QUARANTE-QUATRIÈME CHAPITRE
La mise à mort de Kaṁsa
Quand les lutteurs eurent exprimé leur détermination, le Seigneur Suprême, le Vainqueur de Madhu, affronta Cāṇūra, et Śrī Balarāma, Fils de Rohiṇī, Muṣṭika. Les quatre lutteurs se tenaient étroitement enserrés, main à main, jambe à jambe, chacun se pressant contre l’adversaire dans l’espoir de prendre le dessus. Paume contre paume, mollet contre mollet, tête contre tête, poitrine contre poitrine, chacun se mit à frapper son adversaire. Ils se poussaient et se repoussaient d’un endroit à un autre, et la lutte s’intensifiait. L’un saisissait son adversaire et le jetait au sol ; l’autre se ruait du dos au front de son adversaire et tentait de le dominer d’une prise. D’instant en instant, la violence, l’âpreté, augmentaient. On tombait, on se relevait, on se traînait, se poussait, s’étreignait jambe contre jambe, main contre main. Toutes les finesses de l’art de la lutte furent déployées par chacun, à la perfection.
Cependant, les spectateurs s’irritaient de l’inégalité apparente des combattants. De simples garçons devant ces hommes énormes, massifs comme des blocs de pierre, qu’étaient les lutteurs Cāṇūra et Muṣṭika ! Les faveurs du public allaient à Kṛṣṇa et Balarāma, on exprimait tout haut sa sympathie : « Mes amis, ce combat est un danger. » Ou encore : « Comment un tel tournoi, opposant des lutteurs de puissance inégale, peut-il se poursuivre, même devant le roi ! » La foule n’éprouvait plus aucun plaisir. Comment encourager le combat du fort contre le faible ? Un autre dit : « Muṣṭika et Cāṇūra sont vifs comme la foudre, puissants comme de hautes montagnes, et Kṛṣṇa et Balarāma ne sont que deux frêles garçons d’âge tendre.

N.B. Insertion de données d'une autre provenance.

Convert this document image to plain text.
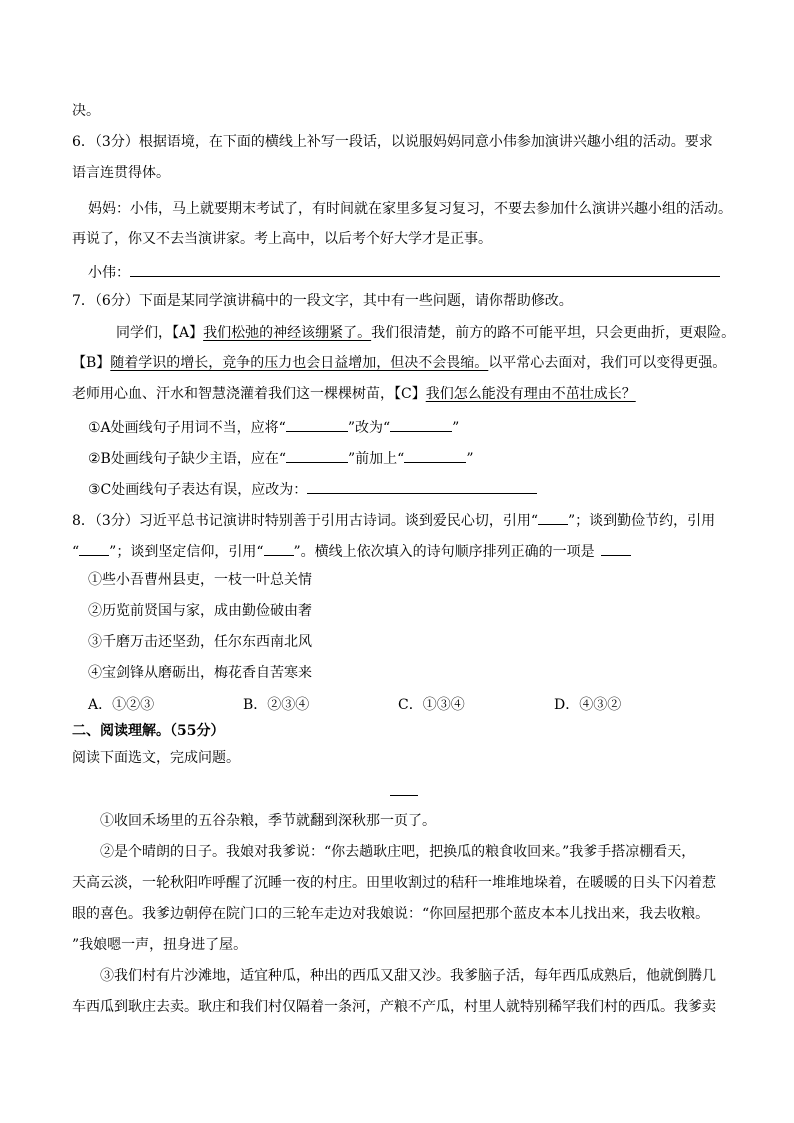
决。
6．（3分）根据语境，在下面的横线上补写一段话，以说服妈妈同意小伟参加演讲兴趣小组的活动。要求
语言连贯得体。
妈妈：小伟，马上就要期末考试了，有时间就在家里多复习复习，不要去参加什么演讲兴趣小组的活动。
再说了，你又不去当演讲家。考上高中，以后考个好大学才是正事。
小伟：
7．（6分）下面是某同学演讲稿中的一段文字，其中有一些问题，请你帮助修改。
同学们，【A】我们松弛的神经该绷紧了。我们很清楚，前方的路不可能平坦，只会更曲折，更艰险。
【B】随着学识的增长，竞争的压力也会日益增加，但决不会畏缩。以平常心去面对，我们可以变得更强。
老师用心血、汗水和智慧浇灌着我们这一棵棵树苗，【C】我们怎么能没有理由不茁壮成长？
①A处画线句子用词不当，应将“	”改为“	”
②B处画线句子缺少主语，应在“	”前加上“	”
③C处画线句子表达有误，应改为：
8．（3分）习近平总书记演讲时特别善于引用古诗词。谈到爱民心切，引用“ ”；谈到勤俭节约，引用
“ ”；谈到坚定信仰，引用“ ”。横线上依次填入的诗句顺序排列正确的一项是
①些小吾曹州县吏，一枝一叶总关情
②历览前贤国与家，成由勤俭破由奢
③千磨万击还坚劲，任尔东西南北风
④宝剑锋从磨砺出，梅花香自苦寒来
A．①②③	B．②③④	C．①③④	D．④③②
二、阅读理解。（55分）
阅读下面选文，完成问题。
①收回禾场里的五谷杂粮，季节就翻到深秋那一页了。
②是个晴朗的日子。我娘对我爹说：“你去趟耿庄吧，把换瓜的粮食收回来。”我爹手搭凉棚看天，
天高云淡，一轮秋阳咋呼醒了沉睡一夜的村庄。田里收割过的秸秆一堆堆地垛着，在暖暖的日头下闪着惹
眼的喜色。我爹边朝停在院门口的三轮车走边对我娘说：“你回屋把那个蓝皮本本儿找出来，我去收粮。
”我娘嗯一声，扭身进了屋。
③我们村有片沙滩地，适宜种瓜，种出的西瓜又甜又沙。我爹脑子活，每年西瓜成熟后，他就倒腾几
车西瓜到耿庄去卖。耿庄和我们村仅隔着一条河，产粮不产瓜，村里人就特别稀罕我们村的西瓜。我爹卖
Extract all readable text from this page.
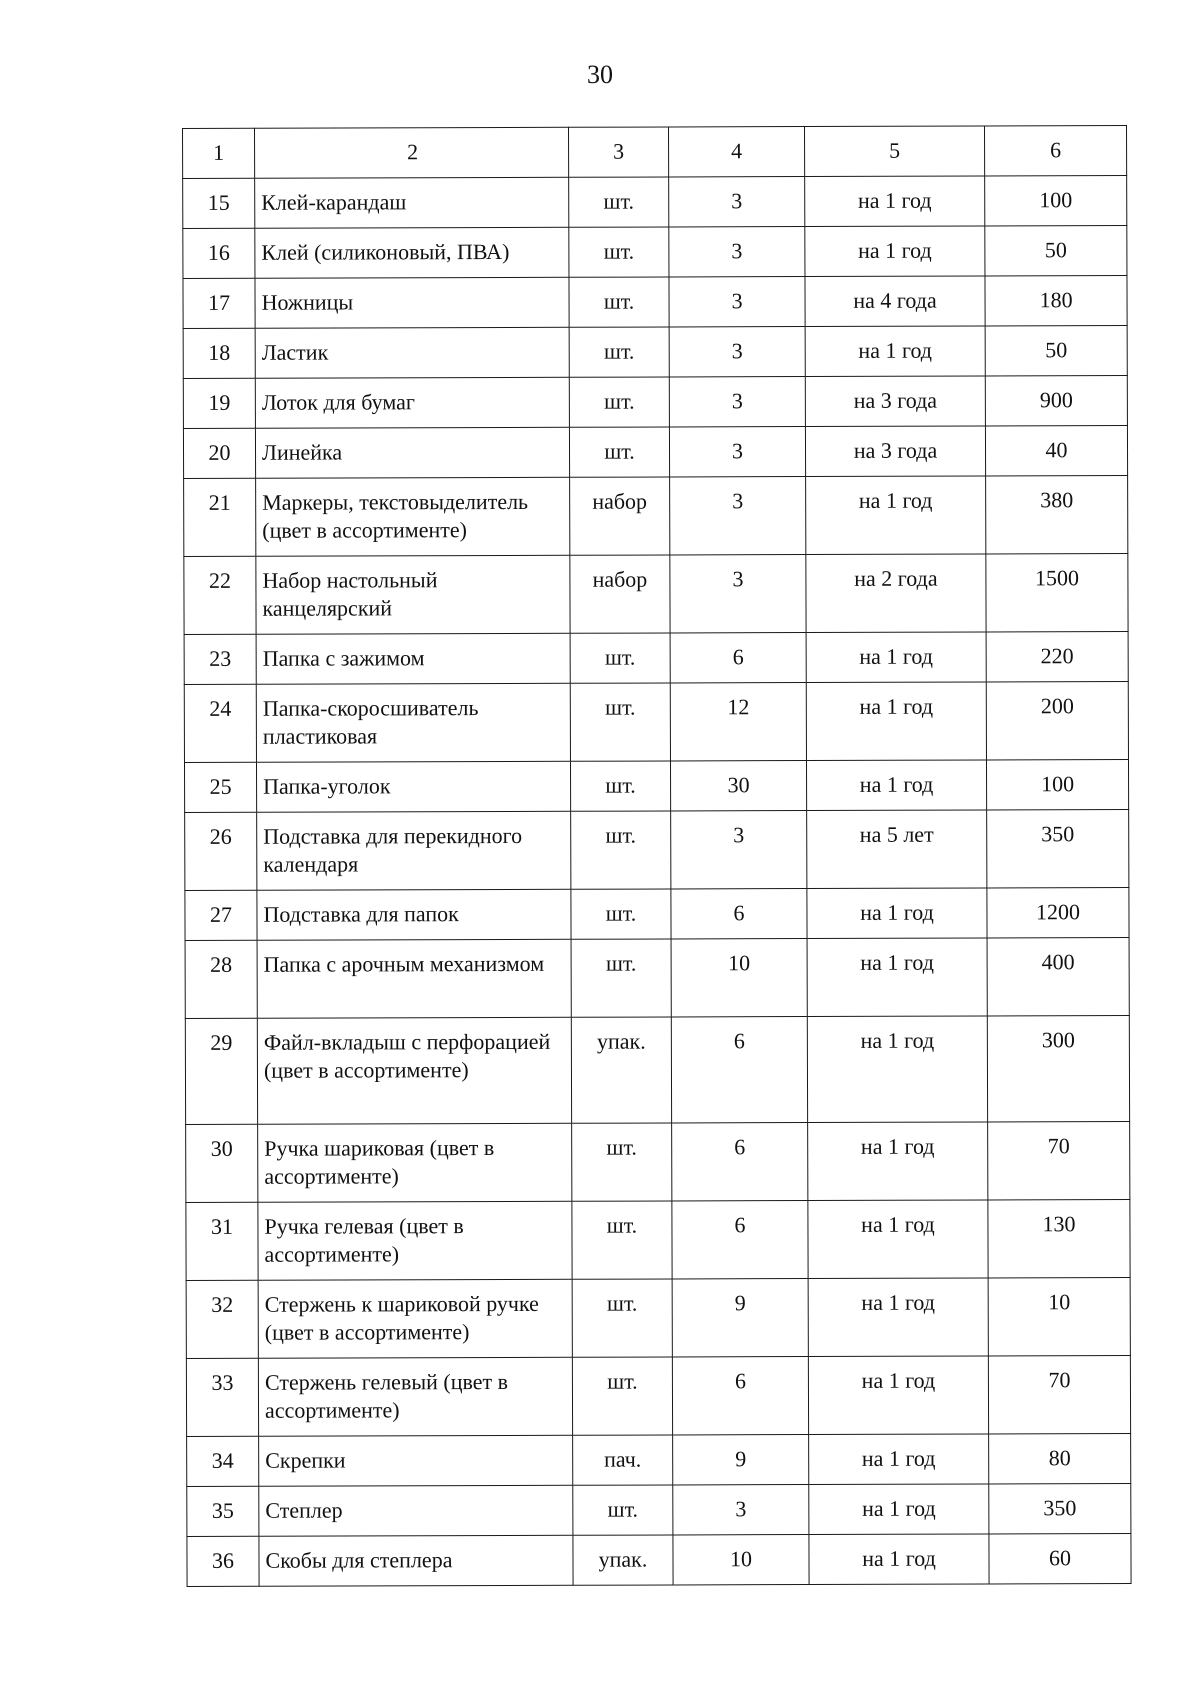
30
1	2	3	4	5	6
15	Клей-карандаш	шт.	3	на 1 год	100
16	Клей (силиконовый, ПВА)	шт.	3	на 1 год	50
17	Ножницы	шт.	3	на 4 года	180
18	Ластик	шт.	3	на 1 год	50
19	Лоток для бумаг	шт.	3	на 3 года	900
20	Линейка	шт.	3	на 3 года	40
21	Маркеры, текстовыделитель (цвет в ассортименте)	набор	3	на 1 год	380
22	Набор настольный канцелярский	набор	3	на 2 года	1500
23	Папка с зажимом	шт.	6	на 1 год	220
24	Папка-скоросшиватель пластиковая	шт.	12	на 1 год	200
25	Папка-уголок	шт.	30	на 1 год	100
26	Подставка для перекидного календаря	шт.	3	на 5 лет	350
27	Подставка для папок	шт.	6	на 1 год	1200
28	Папка с арочным механизмом	шт.	10	на 1 год	400
29	Файл-вкладыш с перфорацией (цвет в ассортименте)	упак.	6	на 1 год	300
30	Ручка шариковая (цвет в ассортименте)	шт.	6	на 1 год	70
31	Ручка гелевая (цвет в ассортименте)	шт.	6	на 1 год	130
32	Стержень к шариковой ручке (цвет в ассортименте)	шт.	9	на 1 год	10
33	Стержень гелевый (цвет в ассортименте)	шт.	6	на 1 год	70
34	Скрепки	пач.	9	на 1 год	80
35	Степлер	шт.	3	на 1 год	350
36	Скобы для степлера	упак.	10	на 1 год	60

La justice a déserté ces lieux. Ceux qui la vénèrent ne resteront pas plus longtemps à regarder un combat déloyal. Et ceux qui resteront certes ne mériteront pas qu’on les appelle des êtres éclairés ; qu’ils parlent ou se taisent, ils ne font qu’obéir aux conséquences de leurs actes coupables. »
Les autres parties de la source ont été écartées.